March 31, 2013 | 4:01 pm
Posted by Robin Podolsky
In this season, when we celebrate freedom and the honor of obligation, let’s remember two rabbis who exemplified those values. The two teachers I have in mind were contemporaries and, for a while, neighbors. Orthodox Rabbi Sabato Morais and Reform Rabbi David Einhorn led congregations in Philadelphia in the years leading up to the USA’s Civil War. At a time when few rabbis dared (or maybe cared) to do it, these tzadikim condemned slavery forthrightly, drawing on Jewish tradition.
Sabato Morais, in his 1864 Thanksgiving sermon to Congregation Mikveh Israel said, “Not the victories of the Union, but those of freedom, my friends, do we celebrate. What is Union with human degradation? Who would again affix his seal to the bond that consigned millions to [that]? Not I, the enfranchised slave of Mitzrayim.
David Einhorn, in a 1861 Passover sermon, later expanded and published as War With Amalek, wrote, ““Is it anything else but a deed of Amalek, rebellion against God, to enslave human beings created in His image, and to degrade them to a state of beasts having no will of their own? Is it anything else but an act of ruthless and wicked violence, to reduce defenseless human beings to a condition of merchandise, and relentlessly to tear them away from the hearts of husbands, wives, parents, and children…?”
These teachers were unified on one of the key moral questions facing spiritual leaders of their time despite their disagreements about many other important things. Morais, a founder of Jewish Theological Seminary (JTS), was determined to maintain a halachic standard for American Jews, believing that the principles he expressed in his sermon were indissoluble from the web of study and ritual that binds Jewish communities into a people. Einhorn, a leader in American Reform Judaism advocated a Judaism rooted in prophetic discourse and a rejection of ritual commandments (hukim) in favor of the ethical ones (mishpatim). Yet each man, recalling our central narrative of redemption from slavery, responded to oppression of American slaves with the same moral clarity.

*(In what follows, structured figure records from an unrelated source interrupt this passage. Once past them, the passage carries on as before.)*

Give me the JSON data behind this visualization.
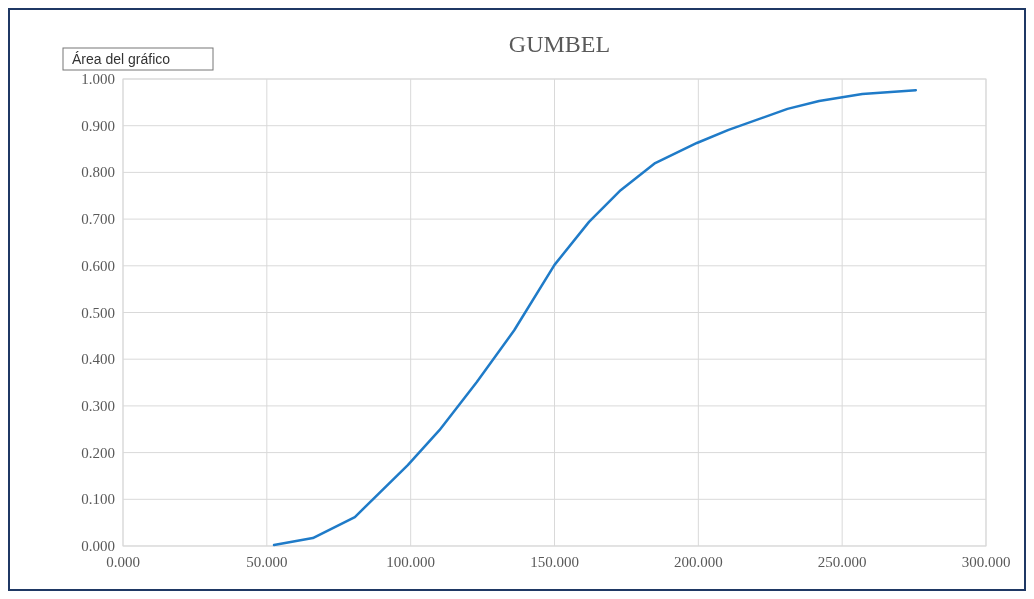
{
  "chart_data": {
    "type": "line",
    "title": "GUMBEL",
    "annotations": [
      "Área del gráfico"
    ],
    "x": [
      52.5,
      66,
      80.6,
      99,
      110,
      123,
      136,
      150,
      162,
      173,
      185,
      199.5,
      210.5,
      231,
      242,
      257,
      275.6
    ],
    "series": [
      {
        "color": "#1f7bc8",
        "values": [
          0.002,
          0.017,
          0.062,
          0.173,
          0.248,
          0.351,
          0.462,
          0.602,
          0.694,
          0.762,
          0.82,
          0.863,
          0.891,
          0.936,
          0.953,
          0.968,
          0.976
        ]
      }
    ],
    "xlim": [
      0,
      300
    ],
    "xticks": [
      {
        "value": 0,
        "label": "0.000"
      },
      {
        "value": 50,
        "label": "50.000"
      },
      {
        "value": 100,
        "label": "100.000"
      },
      {
        "value": 150,
        "label": "150.000"
      },
      {
        "value": 200,
        "label": "200.000"
      },
      {
        "value": 250,
        "label": "250.000"
      },
      {
        "value": 300,
        "label": "300.000"
      }
    ],
    "ylim": [
      0,
      1
    ],
    "yticks": [
      {
        "value": 0,
        "label": "0.000"
      },
      {
        "value": 0.1,
        "label": "0.100"
      },
      {
        "value": 0.2,
        "label": "0.200"
      },
      {
        "value": 0.3,
        "label": "0.300"
      },
      {
        "value": 0.4,
        "label": "0.400"
      },
      {
        "value": 0.5,
        "label": "0.500"
      },
      {
        "value": 0.6,
        "label": "0.600"
      },
      {
        "value": 0.7,
        "label": "0.700"
      },
      {
        "value": 0.8,
        "label": "0.800"
      },
      {
        "value": 0.9,
        "label": "0.900"
      },
      {
        "value": 1,
        "label": "1.000"
      }
    ],
    "grid": true,
    "marker": "none",
    "line_style": "solid"
  }
}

Their fates, for a while, were different, although, at the end, each was honored. It was Morais, the more traditional Jew—and, in his time, a liberal who spoke out, not only for the end of slavery, but also for the importance of women’s education, Native American rights and worker’s rights and who battled prayer in public schools and all attempts to construct the United States as a Christian nation—who kept his congregation. Despite some threats on his life and safety, Morais stayed on his bimah at Mikveh Israel where he had a lifetime contract. Thousands attended his public funeral.
Einhorn had taken up his Philadelphia pulpit at Knesset Israel, because he had, in 1861, been driven from his Baltimore pulpit at Har Sinai for his anti-slavery stance by a mob that threatened to tar and feather him. He eventually left his new congregation to settle in New York, where he led Congregation Adas Jeshurun, which would eventually merge with another synagogue to become Congregation Beth-El. There he retired and, he too, was mourned by his large Jewish community when he died.
Each left a legacy. Rabbi Abraham Joshua Heschel, a lion of the JTS, was among those rabbis who marched with Dr. Martin Luther King Junior and resolutely opposed America’s role in the Vietnam War. The Civil Rights Act of 1964 and the Voting Rights Act of 1965 were drafted on the premises of the Religious Action Center of Reform Judaism. More broadly, Orthodox Judaism, with which Morais identified is alive, and continues to sprout vigorous debates and tendencies. Conservative Judaism, for which JTS serves as a seminary, is still a halachic movement, one which sees halachah as a living, evolving tradition; and Reform Judaism continues to regard living Torah as the basis for a Jewish life. While they don’t always land on the same side of every question, each Jewish movement maintains its obligation to respond to the key issues of its day.
The USA has, more or less, caught up to Rabbis Morais and Einhorn on the question of slavery, but we should never forget how much courage it must have taken for them to speak out when they did. How can we emulate their example?